I have done no writing. Zilch. I’d been planning on at least a little time, but that time did not happen. That time and energy wouldn’t fit in my schedule with a mallet and a pot of grease. Get up earlier than the kids? The kids took that as an invitation to get up earlier with mom. Go to bed later than the kids? I could barely see straight by the time we’d tucked them in for the night.
And now here we are at the Annual School Year Resolution post. Which is being posted much later than it was supposed to, because of the aforementioned activities.
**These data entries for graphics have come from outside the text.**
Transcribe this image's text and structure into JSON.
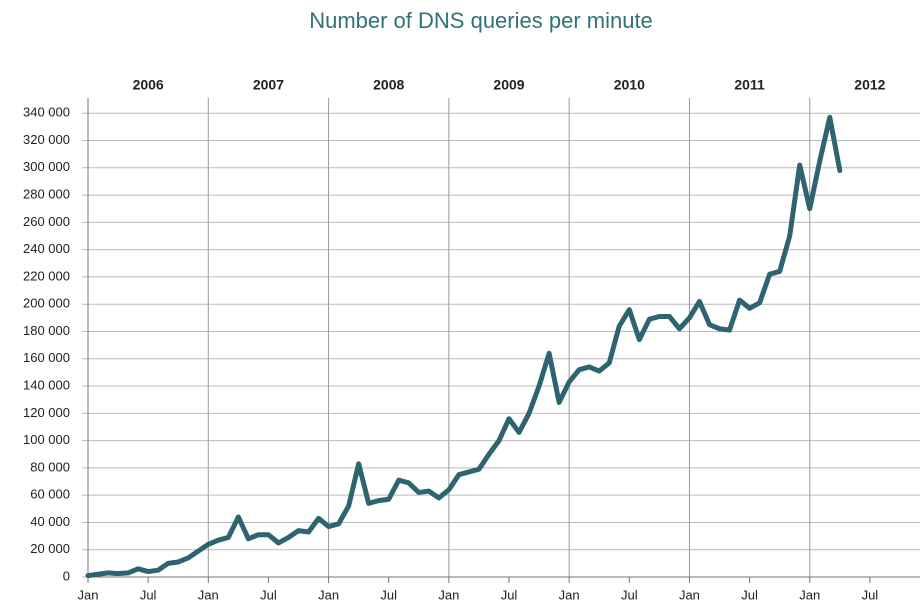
{
  "chart_data": {
    "type": "line",
    "title": "Number of DNS queries per minute",
    "x": [
      "2006-01",
      "2006-02",
      "2006-03",
      "2006-04",
      "2006-05",
      "2006-06",
      "2006-07",
      "2006-08",
      "2006-09",
      "2006-10",
      "2006-11",
      "2006-12",
      "2007-01",
      "2007-02",
      "2007-03",
      "2007-04",
      "2007-05",
      "2007-06",
      "2007-07",
      "2007-08",
      "2007-09",
      "2007-10",
      "2007-11",
      "2007-12",
      "2008-01",
      "2008-02",
      "2008-03",
      "2008-04",
      "2008-05",
      "2008-06",
      "2008-07",
      "2008-08",
      "2008-09",
      "2008-10",
      "2008-11",
      "2008-12",
      "2009-01",
      "2009-02",
      "2009-03",
      "2009-04",
      "2009-05",
      "2009-06",
      "2009-07",
      "2009-08",
      "2009-09",
      "2009-10",
      "2009-11",
      "2009-12",
      "2010-01",
      "2010-02",
      "2010-03",
      "2010-04",
      "2010-05",
      "2010-06",
      "2010-07",
      "2010-08",
      "2010-09",
      "2010-10",
      "2010-11",
      "2010-12",
      "2011-01",
      "2011-02",
      "2011-03",
      "2011-04",
      "2011-05",
      "2011-06",
      "2011-07",
      "2011-08",
      "2011-09",
      "2011-10",
      "2011-11",
      "2011-12",
      "2012-01",
      "2012-02",
      "2012-03",
      "2012-04"
    ],
    "series": [
      {
        "name": "DNS queries per minute",
        "color": "#2e6470",
        "values": [
          1000,
          2000,
          3000,
          2500,
          3000,
          6000,
          4000,
          5000,
          10000,
          11000,
          14000,
          19000,
          24000,
          27000,
          29000,
          44000,
          28000,
          31000,
          31000,
          25000,
          29000,
          34000,
          33000,
          43000,
          37000,
          39000,
          52000,
          83000,
          54000,
          56000,
          57000,
          71000,
          69000,
          62000,
          63000,
          58000,
          64000,
          75000,
          77000,
          79000,
          90000,
          100000,
          116000,
          106000,
          120000,
          140000,
          164000,
          128000,
          143000,
          152000,
          154000,
          151000,
          157000,
          184000,
          196000,
          174000,
          189000,
          191000,
          191000,
          182000,
          190000,
          202000,
          185000,
          182000,
          181000,
          203000,
          197000,
          201000,
          222000,
          224000,
          250000,
          302000,
          270000,
          305000,
          337000,
          298000
        ]
      }
    ],
    "xlim": [
      "2006-01",
      "2012-12"
    ],
    "xticks": [
      {
        "value": "2006-01",
        "label": "Jan"
      },
      {
        "value": "2006-07",
        "label": "Jul"
      },
      {
        "value": "2007-01",
        "label": "Jan"
      },
      {
        "value": "2007-07",
        "label": "Jul"
      },
      {
        "value": "2008-01",
        "label": "Jan"
      },
      {
        "value": "2008-07",
        "label": "Jul"
      },
      {
        "value": "2009-01",
        "label": "Jan"
      },
      {
        "value": "2009-07",
        "label": "Jul"
      },
      {
        "value": "2010-01",
        "label": "Jan"
      },
      {
        "value": "2010-07",
        "label": "Jul"
      },
      {
        "value": "2011-01",
        "label": "Jan"
      },
      {
        "value": "2011-07",
        "label": "Jul"
      },
      {
        "value": "2012-01",
        "label": "Jan"
      },
      {
        "value": "2012-07",
        "label": "Jul"
      }
    ],
    "year_labels": [
      {
        "value": "2006-07",
        "label": "2006"
      },
      {
        "value": "2007-07",
        "label": "2007"
      },
      {
        "value": "2008-07",
        "label": "2008"
      },
      {
        "value": "2009-07",
        "label": "2009"
      },
      {
        "value": "2010-07",
        "label": "2010"
      },
      {
        "value": "2011-07",
        "label": "2011"
      },
      {
        "value": "2012-07",
        "label": "2012"
      }
    ],
    "year_lines": [
      "2007-01",
      "2008-01",
      "2009-01",
      "2010-01",
      "2011-01",
      "2012-01"
    ],
    "ylim": [
      0,
      350000
    ],
    "yticks": [
      0,
      {
        "value": 20000,
        "label": "20 000"
      },
      {
        "value": 40000,
        "label": "40 000"
      },
      {
        "value": 60000,
        "label": "60 000"
      },
      {
        "value": 80000,
        "label": "80 000"
      },
      {
        "value": 100000,
        "label": "100 000"
      },
      {
        "value": 120000,
        "label": "120 000"
      },
      {
        "value": 140000,
        "label": "140 000"
      },
      {
        "value": 160000,
        "label": "160 000"
      },
      {
        "value": 180000,
        "label": "180 000"
      },
      {
        "value": 200000,
        "label": "200 000"
      },
      {
        "value": 220000,
        "label": "220 000"
      },
      {
        "value": 240000,
        "label": "240 000"
      },
      {
        "value": 260000,
        "label": "260 000"
      },
      {
        "value": 280000,
        "label": "280 000"
      },
      {
        "value": 300000,
        "label": "300 000"
      },
      {
        "value": 320000,
        "label": "320 000"
      },
      {
        "value": 340000,
        "label": "340 000"
      }
    ],
    "grid": true
  }
}
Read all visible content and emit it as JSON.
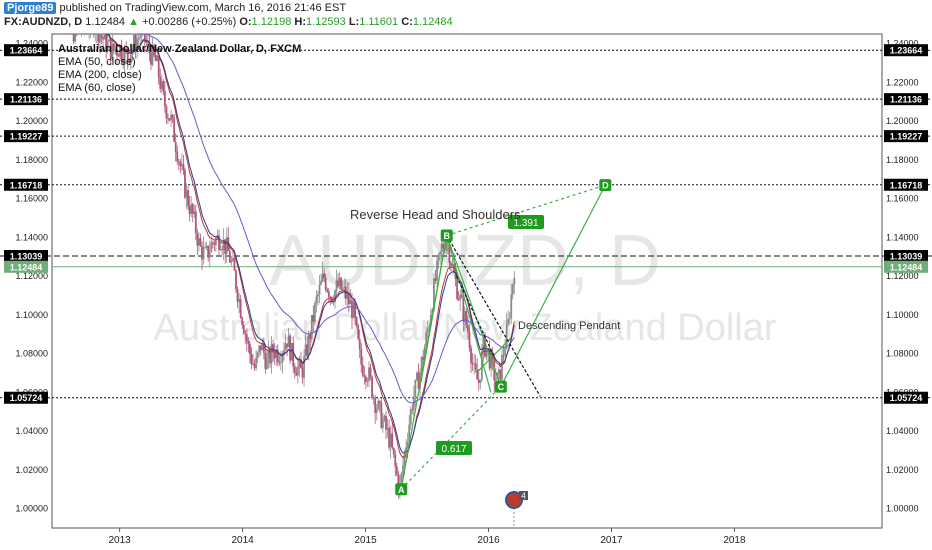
{
  "header": {
    "username": "Pjorge89",
    "published": "published on TradingView.com, March 16, 2016 21:46 EST",
    "symbol": "FX:AUDNZD, D",
    "last": "1.12484",
    "change_arrow": "▲",
    "change": "+0.00286 (+0.25%)",
    "o_label": "O:",
    "o": "1.12198",
    "h_label": "H:",
    "h": "1.12593",
    "l_label": "L:",
    "l": "1.11601",
    "c_label": "C:",
    "c": "1.12484"
  },
  "colors": {
    "green": "#1f9b1f",
    "pattern_green": "#3cb043",
    "up_candle": "#8b8b8b",
    "down_candle": "#b0547a",
    "ema50": "#c0392b",
    "ema200": "#6a5acd",
    "ema60": "#2e3b8f",
    "last_price_bg": "#6fae7a",
    "dashed": "#111111",
    "watermark": "#e6e6e6"
  },
  "chart_data": {
    "type": "candlestick",
    "title": "Australian Dollar/New Zealand Dollar, D, FXCM",
    "legend": [
      "EMA (50, close)",
      "EMA (200, close)",
      "EMA (60, close)"
    ],
    "watermark": {
      "symbol": "AUDNZD, D",
      "name": "Australian Dollar/New Zealand Dollar"
    },
    "x_ticks": [
      "2013",
      "2014",
      "2015",
      "2016",
      "2017",
      "2018"
    ],
    "x_range": [
      2012.45,
      2019.2
    ],
    "y_range": [
      0.99,
      1.245
    ],
    "y_ticks": [
      "1.24000",
      "1.22000",
      "1.20000",
      "1.18000",
      "1.16000",
      "1.14000",
      "1.12000",
      "1.10000",
      "1.08000",
      "1.06000",
      "1.04000",
      "1.02000",
      "1.00000"
    ],
    "horizontal_levels": [
      "1.23664",
      "1.21136",
      "1.19227",
      "1.16718",
      "1.13039",
      "1.05724"
    ],
    "last_price": "1.12484",
    "price_path": [
      [
        2012.45,
        1.263
      ],
      [
        2012.55,
        1.255
      ],
      [
        2012.62,
        1.246
      ],
      [
        2012.7,
        1.249
      ],
      [
        2012.78,
        1.252
      ],
      [
        2012.86,
        1.243
      ],
      [
        2012.94,
        1.236
      ],
      [
        2013.0,
        1.238
      ],
      [
        2013.06,
        1.233
      ],
      [
        2013.12,
        1.24
      ],
      [
        2013.18,
        1.246
      ],
      [
        2013.24,
        1.236
      ],
      [
        2013.3,
        1.23
      ],
      [
        2013.36,
        1.21
      ],
      [
        2013.42,
        1.2
      ],
      [
        2013.5,
        1.175
      ],
      [
        2013.55,
        1.16
      ],
      [
        2013.6,
        1.15
      ],
      [
        2013.65,
        1.135
      ],
      [
        2013.7,
        1.13
      ],
      [
        2013.76,
        1.138
      ],
      [
        2013.82,
        1.14
      ],
      [
        2013.88,
        1.133
      ],
      [
        2013.93,
        1.122
      ],
      [
        2014.0,
        1.098
      ],
      [
        2014.05,
        1.082
      ],
      [
        2014.1,
        1.072
      ],
      [
        2014.15,
        1.085
      ],
      [
        2014.2,
        1.075
      ],
      [
        2014.25,
        1.082
      ],
      [
        2014.3,
        1.08
      ],
      [
        2014.36,
        1.088
      ],
      [
        2014.42,
        1.075
      ],
      [
        2014.48,
        1.07
      ],
      [
        2014.54,
        1.087
      ],
      [
        2014.6,
        1.107
      ],
      [
        2014.66,
        1.12
      ],
      [
        2014.72,
        1.11
      ],
      [
        2014.78,
        1.115
      ],
      [
        2014.84,
        1.11
      ],
      [
        2014.9,
        1.102
      ],
      [
        2014.96,
        1.075
      ],
      [
        2015.02,
        1.07
      ],
      [
        2015.08,
        1.055
      ],
      [
        2015.14,
        1.045
      ],
      [
        2015.2,
        1.035
      ],
      [
        2015.25,
        1.018
      ],
      [
        2015.28,
        1.01
      ],
      [
        2015.32,
        1.03
      ],
      [
        2015.38,
        1.055
      ],
      [
        2015.44,
        1.07
      ],
      [
        2015.5,
        1.09
      ],
      [
        2015.56,
        1.115
      ],
      [
        2015.62,
        1.135
      ],
      [
        2015.66,
        1.14
      ],
      [
        2015.72,
        1.12
      ],
      [
        2015.78,
        1.105
      ],
      [
        2015.84,
        1.09
      ],
      [
        2015.88,
        1.07
      ],
      [
        2015.92,
        1.065
      ],
      [
        2015.96,
        1.085
      ],
      [
        2016.0,
        1.08
      ],
      [
        2016.04,
        1.07
      ],
      [
        2016.08,
        1.065
      ],
      [
        2016.12,
        1.08
      ],
      [
        2016.16,
        1.095
      ],
      [
        2016.21,
        1.125
      ]
    ],
    "pattern_points": [
      {
        "label": "A",
        "x": 2015.29,
        "y": 1.01
      },
      {
        "label": "B",
        "x": 2015.66,
        "y": 1.141
      },
      {
        "label": "C",
        "x": 2016.1,
        "y": 1.063
      },
      {
        "label": "D",
        "x": 2016.95,
        "y": 1.167
      }
    ],
    "fib_labels": [
      "0.617",
      "1.391"
    ],
    "annotations": [
      "Reverse Head and Shoulders",
      "Descending Pendant"
    ],
    "event_badge": "4"
  }
}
I don’t foresee getting a lot of writing done this year, either.
Did you know stress can be a total creativity killer? I’ve heard about people who get all creative when they’re stressed out. I’ve had someone tell me that I’m slacker because while she raised and home-schooled 7 kids, she was still able to push out a romance novel every year (not an exaggeration – someone actually told me that one, combined with a snide comment that I just didn’t have the dedication, desire and time-management skills to succeed).
No pressure, really.
While I was in Wyoming to see the eclipse (The drive back was horrible, but it was totally worth it, in my opinion.) I was able to do some thinking (being trapped in a car with 2 kids who can and do self-entertain and a husband who absolutely refuses to let you drive because – his reasons -, leaves you time and mental space to do such a thing, even when you are reading, writing or trying to do a small project) , and discovered *gasp* there are some things that I can get rid of, while many I feel I cannot (Short of a nasty divorce, I don’t see trimming out family very easily.).
Bottom line: There isn’t a lot of room for me AND them. It’s me OR them.
For some reason, you get a bad parenting/spouse certificate if you choose yourself over “them,” but you’re not a “whole person, treating yourself with respect and fulfilling your potential” if you choose “them.”
Same with “friends.” The Gods forbid you put your needs ahead of their own (I’m not talking about knifing someone in the back to get that promotion at work. More like “I’m not interested in doing activity X, I’ve made plans to do this other thing,” and the friend proceeds to make you feel as though you’ve chosen badly because it wasn’t what they wanted. Although, adult family tends to fall in this category as well.).
So this year’s School Year Resolutions will focus on survival. I will finish out my obligations for those activities/persons that don’t quite serve my needs (quietly, politely, pushing them off to the side to find someone else to nag), while maintaining those that I simply can’t trim out for one reason or another. By this time next year, I hope to be carrying a smaller load of excess crap, physically and emotionally.
Perhaps that will get my writing moving again.